Sightly rustic with a subtle nutty flavor, this foolproof fig & walnut no-knead bread contains whole wheat flour. Serve with goat cheese and enjoy!



  • 2 cups (240g) all-purpose flour
  • 1 cup (120g) whole wheat flour
  • 1½ teaspoon salt
  • ½ teaspoon instant yeast
  • 1½ cups (360 ml) room temperature water
  • 5 dried figs, sliced
  • 1/2 cup (65g) walnuts


  1. In a large mixing bowl, whisk the flours, salt, and yeast together until mixed. Stir in the water until a chunky, thick dough forms. If needed, add a few more teaspoons of water, just enough to get the dough barely wet throughout. If the mixture is too wet however, add a few tablespoons of all-purpose flour. Cover the mixing bowl with a cloth or plastic wrap and let it rest overnight (about 12 hours) at room temperature.
  2. In the morning, preheat the oven to 450°F (230°C) and place a 4 to 6-quart heavy covered pot (cast iron, enamel or ceramic) inside, until you reach the desired temperature, or ideally for 30 minutes.*
  3. While the oven is pre-heating, add the walnuts and dried figs to the bread. Gently reshape the bread to make sure ingredients are spread evenly.
  4. Once the oven is hot, remove the covered pot, and carefully line with parchment paper (be careful, it’s hot!). Gently scrape the dough from the bowl, shape onto a ball with your hands and place in the pot (the dough will look a little bit sticky and messy but it’s normal, just let it be). Gently sprinkle some flour on top, and place in the oven with the lid on for 30 minutes.
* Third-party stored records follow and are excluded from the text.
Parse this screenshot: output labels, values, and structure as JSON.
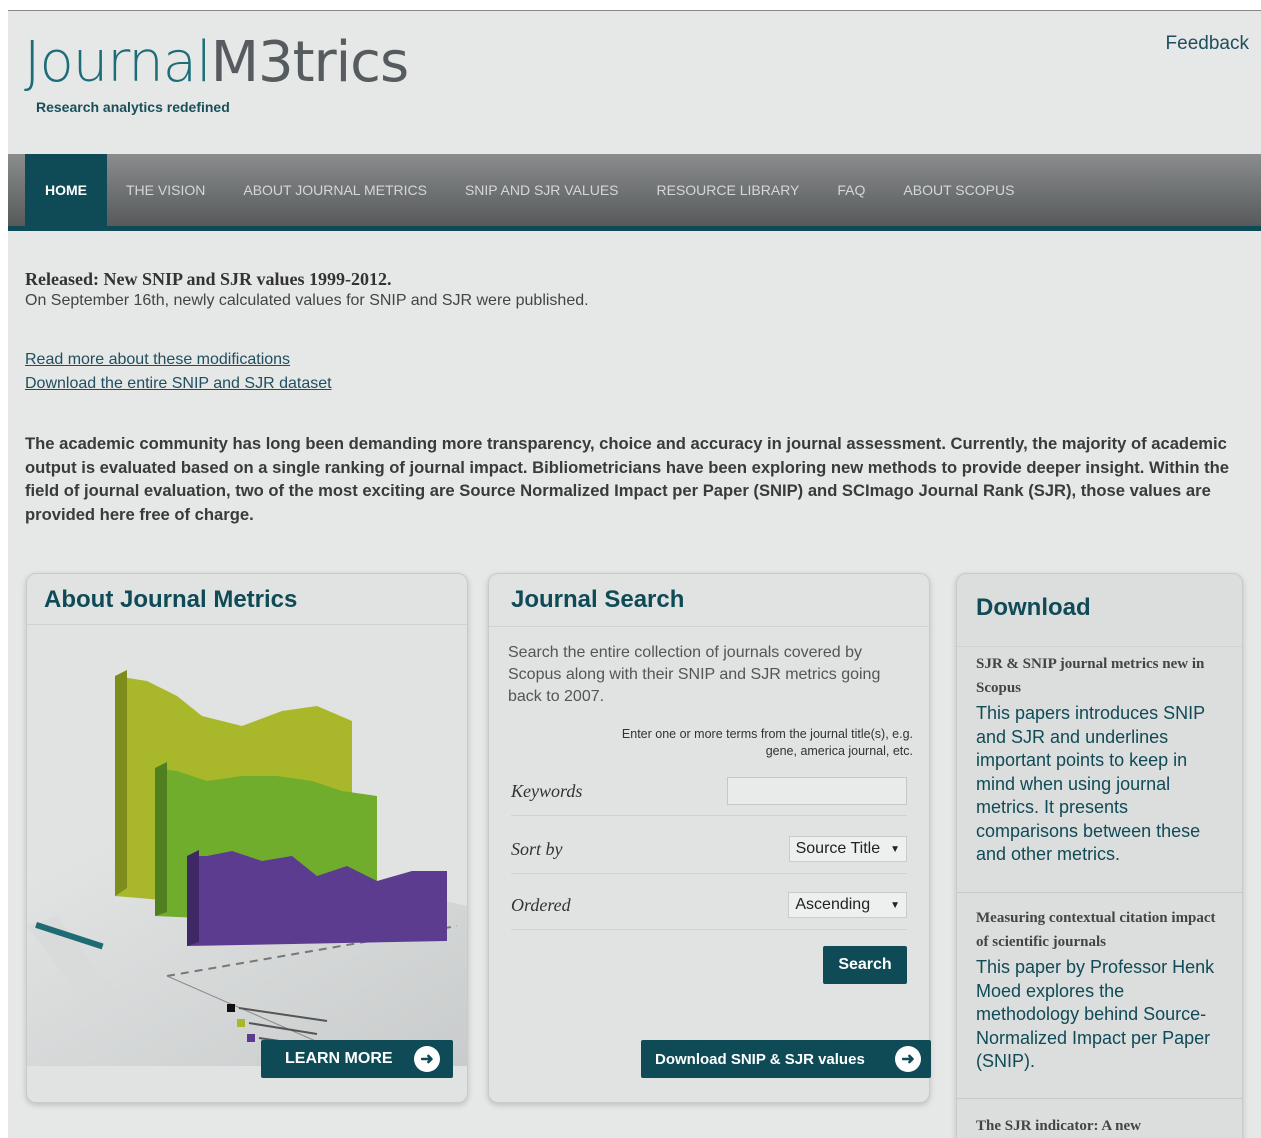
{
  "header": {
    "logo_part1": "Journal",
    "logo_part2": "M3trics",
    "tagline": "Research analytics redefined",
    "feedback": "Feedback"
  },
  "nav": {
    "items": [
      "HOME",
      "THE VISION",
      "ABOUT JOURNAL METRICS",
      "SNIP AND SJR VALUES",
      "RESOURCE LIBRARY",
      "FAQ",
      "ABOUT SCOPUS"
    ],
    "active": "HOME"
  },
  "intro": {
    "release_title": "Released: New SNIP and SJR values 1999-2012.",
    "release_text": "On September 16th, newly calculated values for SNIP and SJR were published.",
    "link1": "Read more about these modifications",
    "link2": "Download the entire SNIP and SJR dataset",
    "description": "The academic community has long been demanding more transparency, choice and accuracy in journal assessment. Currently, the majority of academic output is evaluated based on a single ranking of journal impact. Bibliometricians have been exploring new methods to provide deeper insight. Within the field of journal evaluation, two of the most exciting are Source Normalized Impact per Paper (SNIP) and SCImago Journal Rank (SJR), those values are provided here free of charge."
  },
  "about_panel": {
    "title": "About Journal Metrics",
    "button": "LEARN MORE"
  },
  "search_panel": {
    "title": "Journal Search",
    "description": "Search the entire collection of journals covered by Scopus along with their SNIP and SJR metrics going back to 2007.",
    "hint": "Enter one or more terms from the journal title(s), e.g. gene, america journal, etc.",
    "keywords_label": "Keywords",
    "keywords_value": "",
    "sortby_label": "Sort by",
    "sortby_value": "Source Title",
    "ordered_label": "Ordered",
    "ordered_value": "Ascending",
    "search_button": "Search",
    "download_button": "Download SNIP & SJR values"
  },
  "download_panel": {
    "title": "Download",
    "items": [
      {
        "title": "SJR & SNIP journal metrics new in Scopus",
        "desc": "This papers introduces SNIP and SJR and underlines important points to keep in mind when using journal metrics. It presents comparisons between these and other metrics."
      },
      {
        "title": "Measuring contextual citation impact of scientific journals",
        "desc": "This paper by Professor Henk Moed explores the methodology behind Source-Normalized Impact per Paper (SNIP)."
      },
      {
        "title": "The SJR indicator: A new",
        "desc": ""
      }
    ]
  },
  "colors": {
    "brand_teal": "#0f4b57",
    "bar_green1": "#a8b82a",
    "bar_green2": "#6fa82a",
    "bar_purple": "#5b3c8f"
  }
}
Remove the lid, and bake for another 10-15 minutes to get the outside crust golden brown and crispy. Transfer onto a cooling rack, and let cool. It’s done!


*If you really have no time, I sometimes skip this part and it works too. Just remember that it’s better if you follow this step but you don’t necessarily have to.

NOTE: this bread doesn’t last long as it dries out quickly. It is best eaten fresh, ideally same day of baking or at the latest the day after.